Does it make any sense?

Ilya

From: "Georgios Karagiannis (ELN)" <Georgios.Karagiannis@eln.ericsson.se>
To: "'Schneider, Marco'" <schneider@tri.sbc.com>,
"'Steven Berson'"
<berson@isi.edu>
Cc: "'brunner@ccrle.nec.de'" <brunner@ccrle.nec.de>, nsis@ietf.org
Subject: RE: [NSIS] Requirement Section 5.3.2
Date: Wed, 13 Mar 2002 13:43:32 +0100
charset="iso-8859-1"

Hi Marco

What I mean is the following.
If some QoS domain will use aggregated reservation states
and if the lifetime requirement has to be supported by the domain,
then new per flow reservation lifetime states have to be created
in this domain.

Best Regards,
Georgios


-----Original Message-----
From: Schneider, Marco [mailto:schneider@tri.sbc.com]
Sent: dinsdag 12 maart 2002 22:13
To: 'Georgios Karagiannis (ELN)'; 'Steven Berson'
Cc: 'brunner@ccrle.nec.de'; nsis@ietf.org
Subject: RE: [NSIS] Requirement Section 5.3.2


Hi Georgios,

The point of the example is that the network may want to limit the duration
that it grants for a session and thus its corresponding resources (such as a
QOS connection). So in this case the network needs to be able to revoke
resources upon the expiration of some time period. In thinking about this
example I was wondering whether it would be useful to make duration an
explicit part of the reservation semantics.

1) A host requests from network a service of one hour duration. For example
a video call to a friend.
2) Above is realized via session negotiation that results in token that is
passed back to the host. The token permits a QOS connection of one hour
duration at 5 Mbps
3) The host (QOS Initiator) includes the token in the NSIS setup message
requesting a 5Mbps connection.
4) The QOS Controller uses the token to validate the reservation and allows
the setup to go through.
(See draft-ietf-sip-call-auth-0?.txt as well as
draft-ietf-rap-session-auth-0?.txt)

Now what happens when one hour is up?

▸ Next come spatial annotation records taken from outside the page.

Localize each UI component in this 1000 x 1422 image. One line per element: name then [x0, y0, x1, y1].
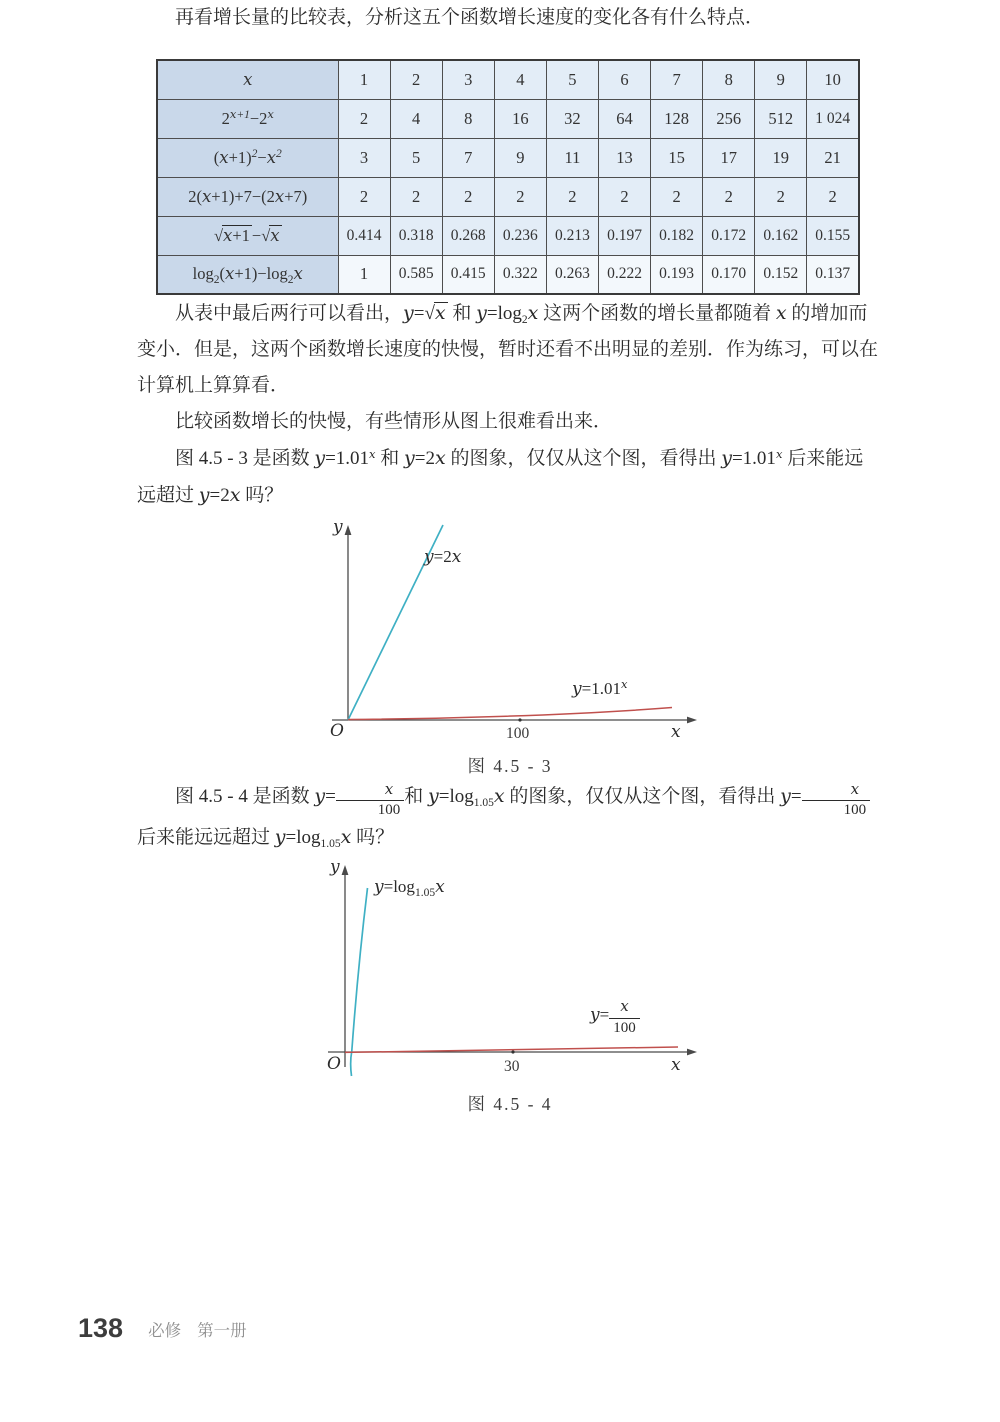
table-cell: 0.155: [807, 216, 859, 255]
table-cell: 2: [494, 177, 546, 216]
table-cell: 5: [390, 138, 442, 177]
fig4-intro-paragraph: 图 4.5 - 4 是函数 y= $\frac{x}{100}$ 和 $y=\log_{1.05}x$ 的图象，仅仅从这个图，看得出 y= $\frac{x}{100}$ 后来能远远超过 $y=\log_{1.05}x$ 吗？: [137, 778, 881, 856]
table-cell: 64: [598, 99, 650, 138]
table-cell: 11: [546, 138, 598, 177]
row-label: 2(x+1)+7−(2x+7): [157, 177, 338, 216]
table-row: [157, 99, 859, 138]
compare-paragraph: 比较函数增长的快慢，有些情形从图上很难看出来．: [175, 411, 613, 432]
table-cell: 2: [390, 177, 442, 216]
table-cell: 2: [651, 177, 703, 216]
curve-label-y-1.01x: $y=1.01^x$: [572, 677, 628, 699]
page-content: [137, 0, 881, 1116]
figure-4-5-3-caption: 图 4.5 - 3: [467, 756, 553, 776]
table-cell: 0.415: [442, 255, 494, 294]
table-cell: 16: [494, 99, 546, 138]
curve-label-y-2x: y=2x: [424, 547, 462, 567]
table-cell: 0.236: [494, 216, 546, 255]
x-tick-label-30: 30: [504, 1058, 520, 1076]
table-cell: 8: [703, 60, 755, 99]
table-cell: 0.263: [546, 255, 598, 294]
table-cell: 32: [546, 99, 598, 138]
table-row: [157, 255, 859, 294]
table-cell: 0.322: [494, 255, 546, 294]
table-cell: 2: [598, 177, 650, 216]
table-cell: 3: [442, 60, 494, 99]
table-cell: 5: [546, 60, 598, 99]
figure-4-5-4: [320, 857, 700, 1087]
origin-label: O: [327, 1054, 341, 1075]
table-cell: 128: [651, 99, 703, 138]
table-cell: 2: [338, 99, 390, 138]
table-cell: 512: [755, 99, 807, 138]
curve-y-equals-1.01-pow-x: [348, 708, 672, 720]
table-cell: 15: [651, 138, 703, 177]
table-cell: 0.414: [338, 216, 390, 255]
x-axis-label: x: [671, 1055, 681, 1076]
y-axis-label: y: [330, 857, 340, 878]
figure-4-5-4-caption: 图 4.5 - 4: [467, 1094, 553, 1115]
table-cell: 0.172: [703, 216, 755, 255]
table-cell: 0.585: [390, 255, 442, 294]
table-row: [157, 216, 859, 255]
table-cell: 2: [390, 60, 442, 99]
table-cell: 7: [651, 60, 703, 99]
table-cell: 0.162: [755, 216, 807, 255]
figure-4-5-3: [320, 517, 700, 747]
row-label: $2^{x+1}-2^x$: [157, 99, 338, 138]
table-cell: 0.182: [651, 216, 703, 255]
growth-table-body: [157, 60, 859, 294]
table-cell: 17: [703, 138, 755, 177]
footer-accent-bar: [132, 1317, 138, 1341]
table-cell: 0.170: [703, 255, 755, 294]
table-cell: 0.193: [651, 255, 703, 294]
table-cell: 6: [598, 60, 650, 99]
y-axis-label: y: [333, 517, 343, 537]
table-cell: 9: [755, 60, 807, 99]
table-cell: 3: [338, 138, 390, 177]
table-cell: 2: [338, 177, 390, 216]
x-axis-arrow-icon: [687, 717, 697, 724]
tick-dot-30: [511, 1051, 514, 1054]
growth-table-wrap: [156, 59, 881, 295]
fig3-intro-paragraph: 图 4.5 - 3 是函数 $y=1.01^x$ 和 y=2x 的图象，仅仅从这个图，看得出 $y=1.01^x$ 后来能远远超过 y=2x 吗？: [137, 447, 864, 506]
table-cell: 0.318: [390, 216, 442, 255]
page-footer: [78, 1313, 247, 1344]
table-cell: 2: [807, 177, 859, 216]
table-cell: 8: [442, 99, 494, 138]
tick-dot-100: [518, 718, 521, 721]
table-row: [157, 177, 859, 216]
table-cell: 13: [598, 138, 650, 177]
table-cell: 0.268: [442, 216, 494, 255]
row-label: √x+1 −√x: [157, 216, 338, 255]
y-axis-arrow-icon: [345, 525, 352, 535]
book-edition: 必修: [148, 1320, 182, 1340]
row-label: $(x+1)^2-x^2$: [157, 138, 338, 177]
x-tick-label-100: 100: [506, 725, 530, 742]
table-row: [157, 60, 859, 99]
growth-comparison-table: [156, 59, 860, 295]
table-cell: 2: [755, 177, 807, 216]
table-cell: 19: [755, 138, 807, 177]
table-cell: 2: [546, 177, 598, 216]
page-number: 138: [78, 1313, 124, 1343]
row-label: $\log_2(x+1)-\log_2x$: [157, 255, 338, 294]
table-cell: 4: [390, 99, 442, 138]
table-cell: 1: [338, 255, 390, 294]
table-cell: 4: [494, 60, 546, 99]
table-cell: 7: [442, 138, 494, 177]
table-cell: 10: [807, 60, 859, 99]
table-cell: 1: [338, 60, 390, 99]
table-cell: 1 024: [807, 99, 859, 138]
table-cell: 0.222: [598, 255, 650, 294]
table-cell: 256: [703, 99, 755, 138]
table-cell: 0.152: [755, 255, 807, 294]
table-cell: 9: [494, 138, 546, 177]
x-axis-label: x: [671, 722, 681, 742]
curve-y-log-1.05-x: [351, 888, 368, 1076]
curve-label-y-log: $y=\log_{1.05}x$: [374, 877, 445, 900]
y-axis-arrow-icon: [342, 865, 349, 875]
table-cell: 0.197: [598, 216, 650, 255]
row-label: x: [157, 60, 338, 99]
table-cell: 0.213: [546, 216, 598, 255]
table-cell: 2: [703, 177, 755, 216]
table-cell: 21: [807, 138, 859, 177]
intro-paragraph: 再看增长量的比较表，分析这五个函数增长速度的变化各有什么特点．: [175, 7, 765, 28]
origin-label: O: [330, 721, 344, 741]
curve-label-y-x-over-100: y= $\frac{x}{100}$: [590, 998, 640, 1037]
table-cell: 0.137: [807, 255, 859, 294]
table-cell: 2: [442, 177, 494, 216]
x-axis-arrow-icon: [687, 1049, 697, 1056]
book-label: [148, 1317, 247, 1341]
table-row: [157, 138, 859, 177]
book-volume: 第一册: [197, 1320, 247, 1340]
table-followup-paragraph: 从表中最后两行可以看出，y=√x 和 $y=\log_2x$ 这两个函数的增长量都随着 x 的增加而变小．但是，这两个函数增长速度的快慢，暂时还看不出明显的差别．作为练习，可以在计算机上算算看．: [137, 302, 879, 396]
figure-4-5-3-plot: [320, 522, 700, 747]
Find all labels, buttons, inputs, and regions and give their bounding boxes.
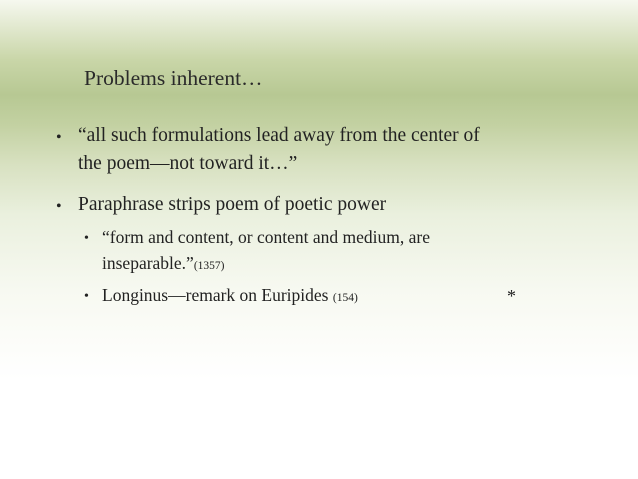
bullet-marker: •	[56, 129, 62, 146]
sub-bullet-2-text: Longinus—remark on Euripides	[102, 285, 333, 305]
page-reference: (154)	[332, 292, 358, 304]
sub-bullet-2-line-1	[102, 283, 358, 311]
sub-bullet-1-line-1: “form and content, or content and medium, are	[102, 227, 431, 247]
sub-bullet-1-text: inseparable.”	[102, 253, 194, 273]
slide-title: Problems inherent…	[84, 66, 263, 90]
bullet-1-line-2: the poem—not toward it…”	[78, 153, 298, 174]
asterisk-mark: *	[507, 286, 516, 306]
sub-bullet-marker: •	[84, 231, 89, 246]
bullet-marker: •	[56, 198, 62, 215]
bullet-2-line-1: Paraphrase strips poem of poetic power	[78, 194, 387, 215]
bullet-1-line-1: “all such formulations lead away from the center of	[78, 125, 480, 146]
sub-bullet-1-line-2	[102, 251, 225, 279]
sub-bullet-marker: •	[84, 289, 89, 304]
page-reference: (1357)	[193, 260, 225, 272]
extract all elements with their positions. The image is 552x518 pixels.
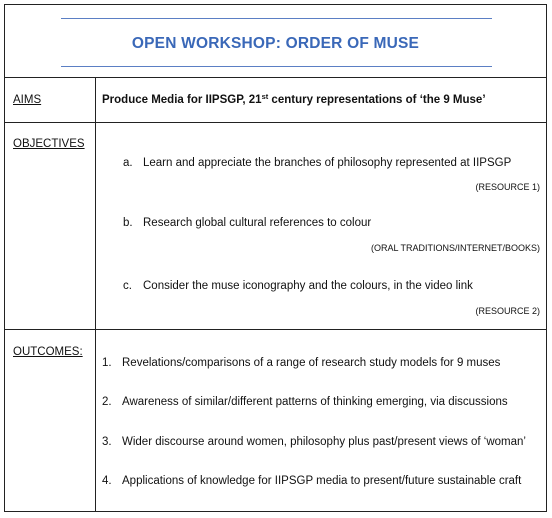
- objectives-row: [5, 123, 546, 330]
- outcome-marker: 3.: [102, 436, 112, 448]
- objective-item-b: [123, 217, 371, 229]
- outcome-text: Applications of knowledge for IIPSGP media to present/future sustainable craft: [122, 475, 522, 487]
- outcome-text: Awareness of similar/different patterns of thinking emerging, via discussions: [122, 396, 508, 408]
- outcome-item-1: [102, 357, 500, 369]
- outcome-marker: 4.: [102, 475, 112, 487]
- outcome-text: Revelations/comparisons of a range of research study models for 9 muses: [122, 357, 501, 369]
- workshop-document: [4, 4, 547, 512]
- title-block: [5, 5, 546, 78]
- outcomes-label-cell: [5, 330, 96, 511]
- page-title: OPEN WORKSHOP: ORDER OF MUSE: [131, 35, 420, 52]
- objectives-label: OBJECTIVES: [13, 138, 85, 150]
- outcome-text: Wider discourse around women, philosophy plus past/present views of ‘woman’: [122, 436, 526, 448]
- outcome-item-2: [102, 396, 508, 408]
- outcome-marker: 2.: [102, 396, 112, 408]
- objective-item-a: [123, 157, 511, 169]
- aims-text-main: Produce Media for IIPSGP, 21: [102, 94, 262, 106]
- outcome-item-3: [102, 436, 526, 448]
- objective-resource-c: (RESOURCE 2): [475, 306, 540, 316]
- objective-item-c: [123, 280, 473, 292]
- aims-text: [102, 94, 486, 106]
- objective-resource-a: (RESOURCE 1): [475, 182, 540, 192]
- aims-label: AIMS: [13, 94, 42, 106]
- objective-resource-b: (ORAL TRADITIONS/INTERNET/BOOKS): [370, 243, 540, 253]
- aims-text-rest: century representations of ‘the 9 Muse’: [268, 94, 486, 106]
- outcome-item-4: [102, 475, 521, 487]
- objective-text: Research global cultural references to colour: [143, 217, 372, 229]
- objectives-label-cell: [5, 123, 96, 329]
- aims-row: [5, 77, 546, 123]
- title-rule-bottom: [61, 66, 492, 67]
- objective-text: Consider the muse iconography and the colours, in the video link: [143, 280, 473, 292]
- objective-marker: b.: [123, 217, 133, 229]
- objective-marker: c.: [123, 280, 132, 292]
- aims-text-superscript: st: [261, 92, 269, 101]
- aims-label-cell: [5, 77, 96, 122]
- outcomes-row: [5, 330, 546, 511]
- title-rule-top: [61, 18, 492, 19]
- outcome-marker: 1.: [102, 357, 112, 369]
- objective-marker: a.: [123, 157, 133, 169]
- outcomes-label: OUTCOMES:: [13, 346, 83, 358]
- objective-text: Learn and appreciate the branches of philosophy represented at IIPSGP: [143, 157, 512, 169]
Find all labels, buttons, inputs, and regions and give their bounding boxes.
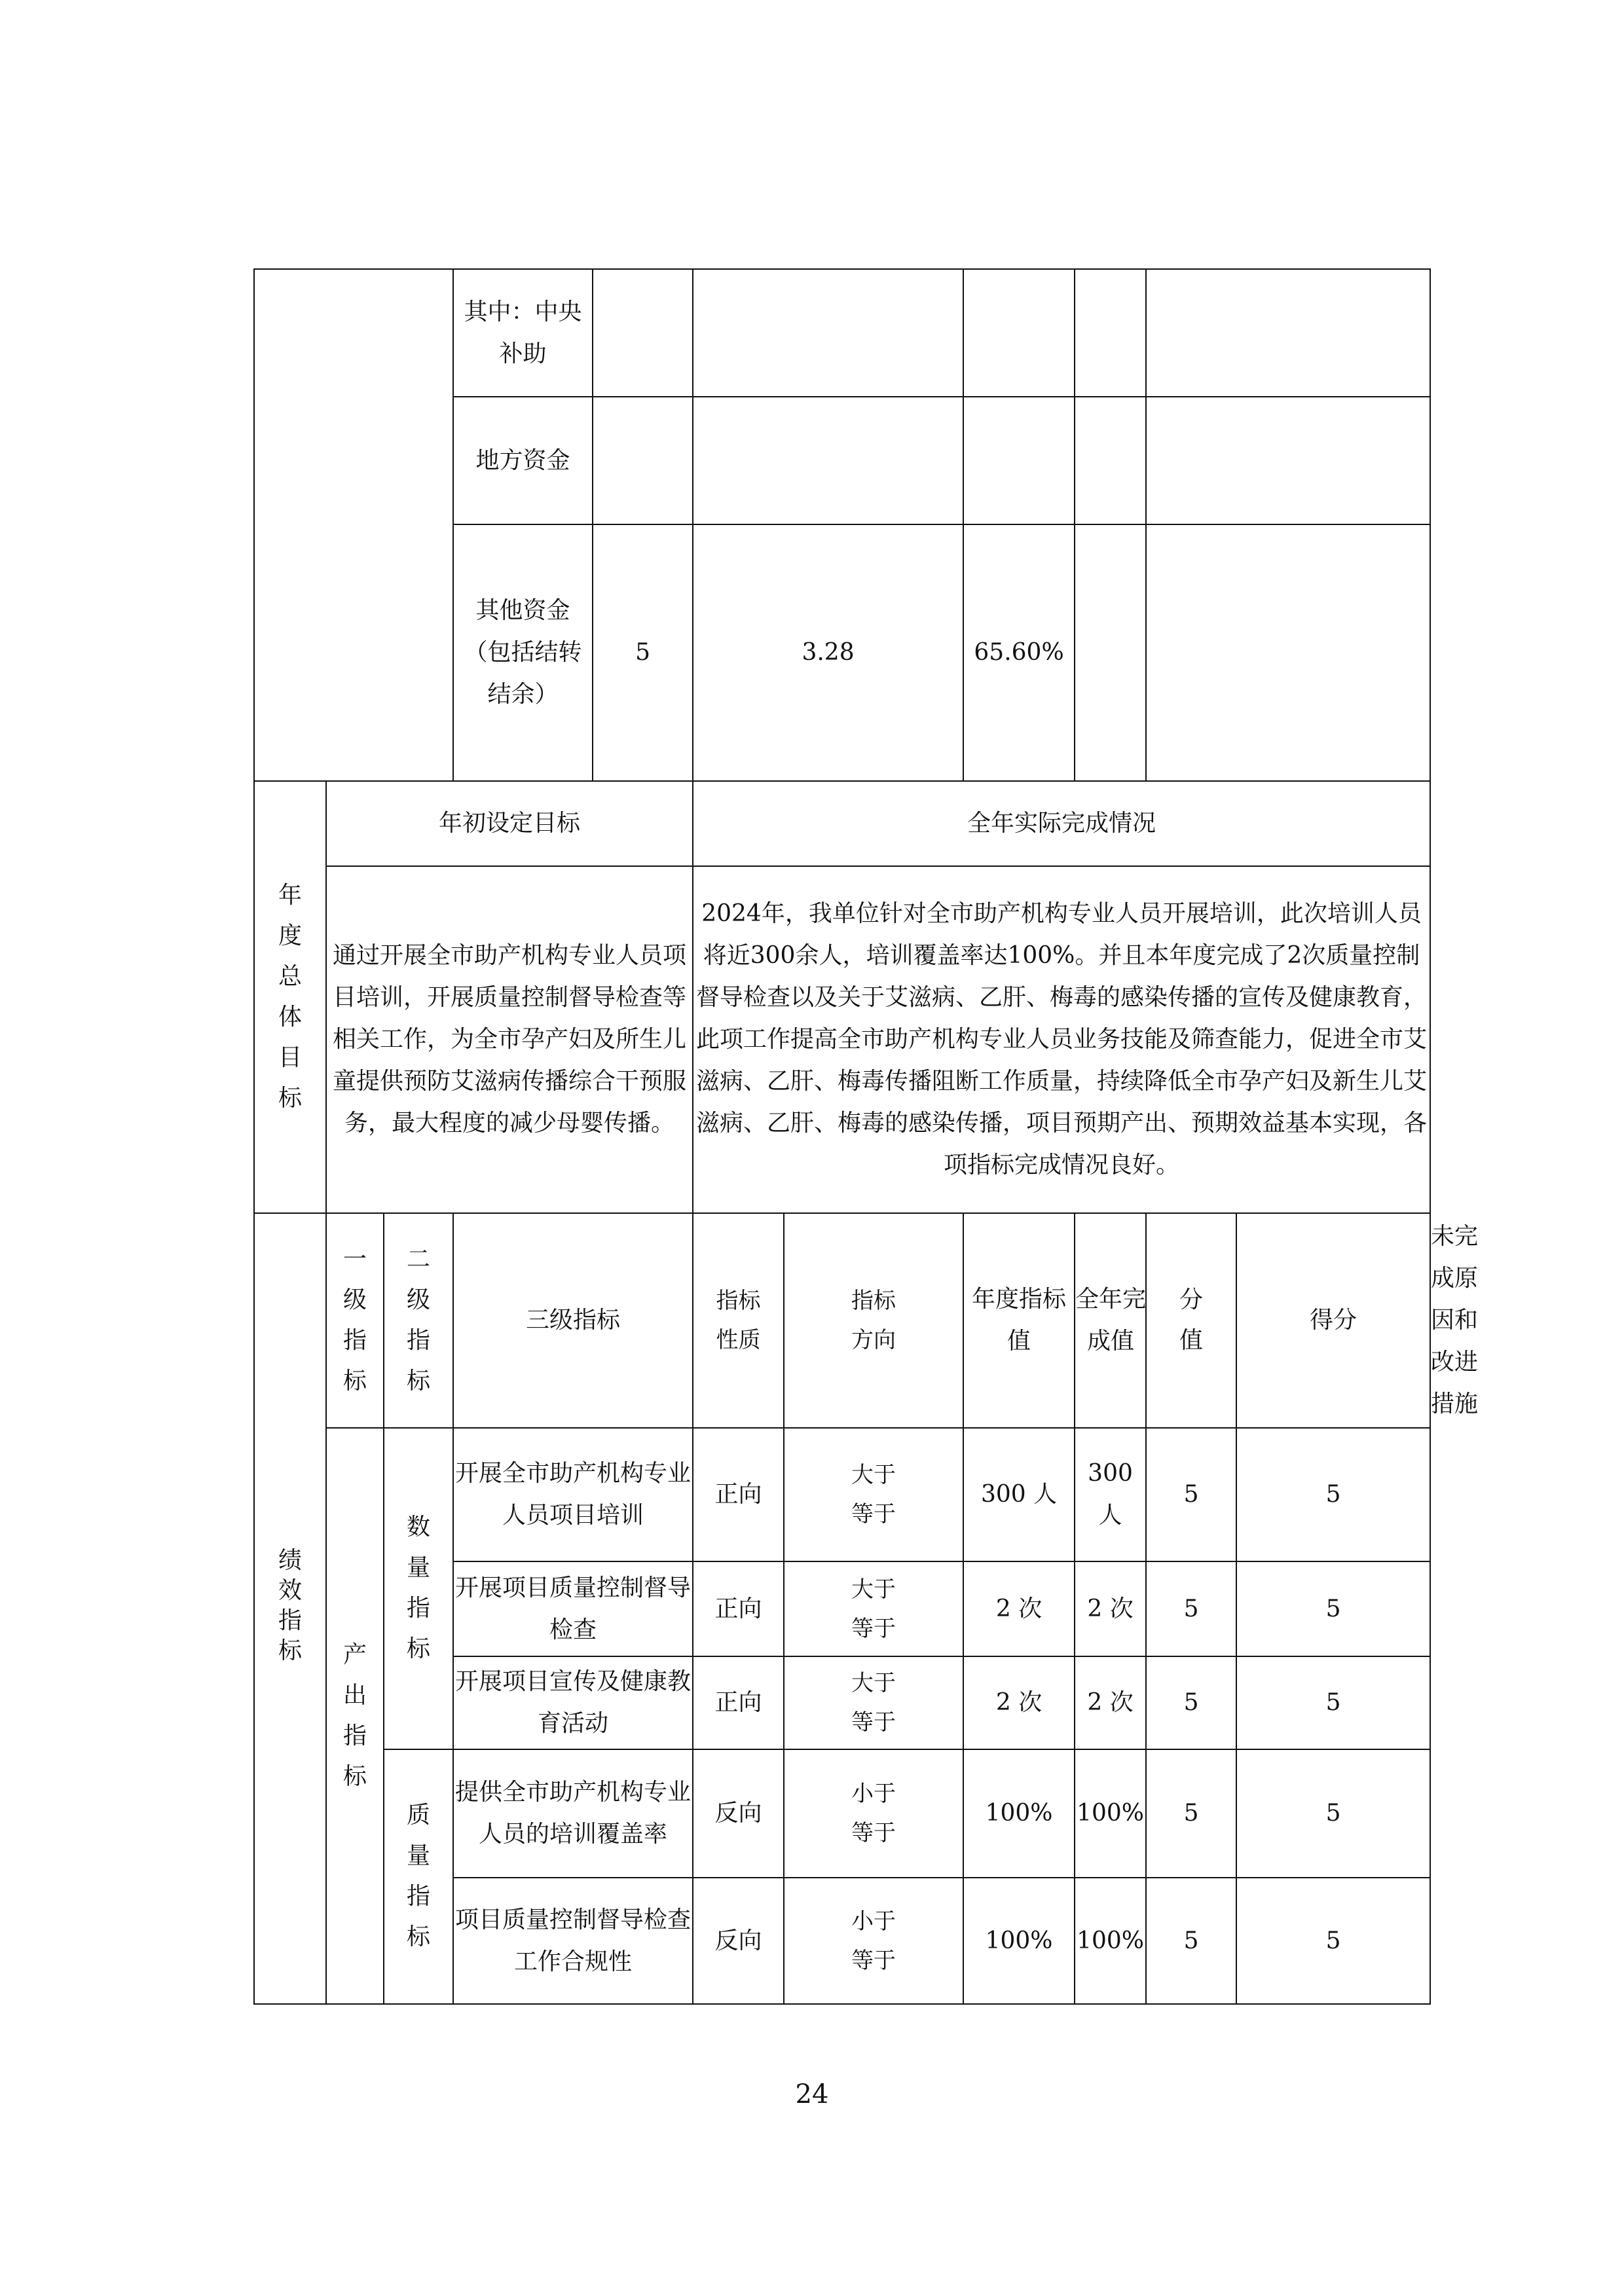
header-nature [693,1213,784,1428]
header-reason-text: 未完成原因和改进措施 [1431,1223,1479,1417]
funding-rate [963,397,1075,524]
goals-header-row [254,781,1430,866]
indicator-nature: 正向 [693,1428,784,1561]
indicator-direction [784,1561,963,1656]
funding-executed [693,269,963,397]
level2-quantity-cell [384,1428,453,1749]
indicator-nature: 反向 [693,1749,784,1878]
indicator-actual: 300 人 [1075,1428,1146,1561]
indicator-score: 5 [1236,1561,1430,1656]
indicator-row [254,1428,1430,1561]
indicator-weight: 5 [1146,1656,1236,1749]
header-actual-text: 全年完成值 [1075,1286,1147,1355]
header-actual [1075,1213,1146,1428]
funding-budget [593,269,693,397]
indicator-score: 5 [1236,1656,1430,1749]
funding-rate [963,269,1075,397]
page-number: 24 [795,2079,829,2109]
indicator-weight: 5 [1146,1878,1236,2004]
level2-quality-text: 质量指标 [407,1802,431,1950]
funding-executed: 3.28 [693,524,963,781]
indicator-actual: 100% [1075,1749,1146,1878]
funding-score-a [1075,397,1146,524]
header-direction [784,1213,963,1428]
planned-goal-header: 年初设定目标 [326,781,693,866]
indicator-direction-text: 小于等于 [851,1908,896,1974]
indicator-actual: 2 次 [1075,1561,1146,1656]
funding-score-b [1146,524,1430,781]
indicator-name: 提供全市助产机构专业人员的培训覆盖率 [453,1749,693,1878]
header-level1-text: 一级指标 [343,1245,367,1394]
funding-label [453,524,593,781]
funding-executed [693,397,963,524]
header-level2-text: 二级指标 [407,1245,431,1394]
indicator-target: 300 人 [963,1428,1075,1561]
funding-score-b [1146,269,1430,397]
level1-output-cell [326,1428,384,2004]
indicator-actual: 2 次 [1075,1656,1146,1749]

Ideally the host releases the
resources but if the host does not the network will (otherwise the user gets
more than they paid for). When the network releases the resources there
should be a cause code that says your time was up or at the very least
indicates that this was due to service policy.

Now my question is: given that the reservation is intended to be of a
precise duration should we make this explicit or is it better for this to be
transparent? Is so why?

Regarding Scalability, I do not understand your claim that this is very
non-scalable. For every flow reservation the network presumably will need to
store the amount reserved (at least one piece of information). A reservation
duration requires one additional piece of information (at the edge) that
does not propagate across the network.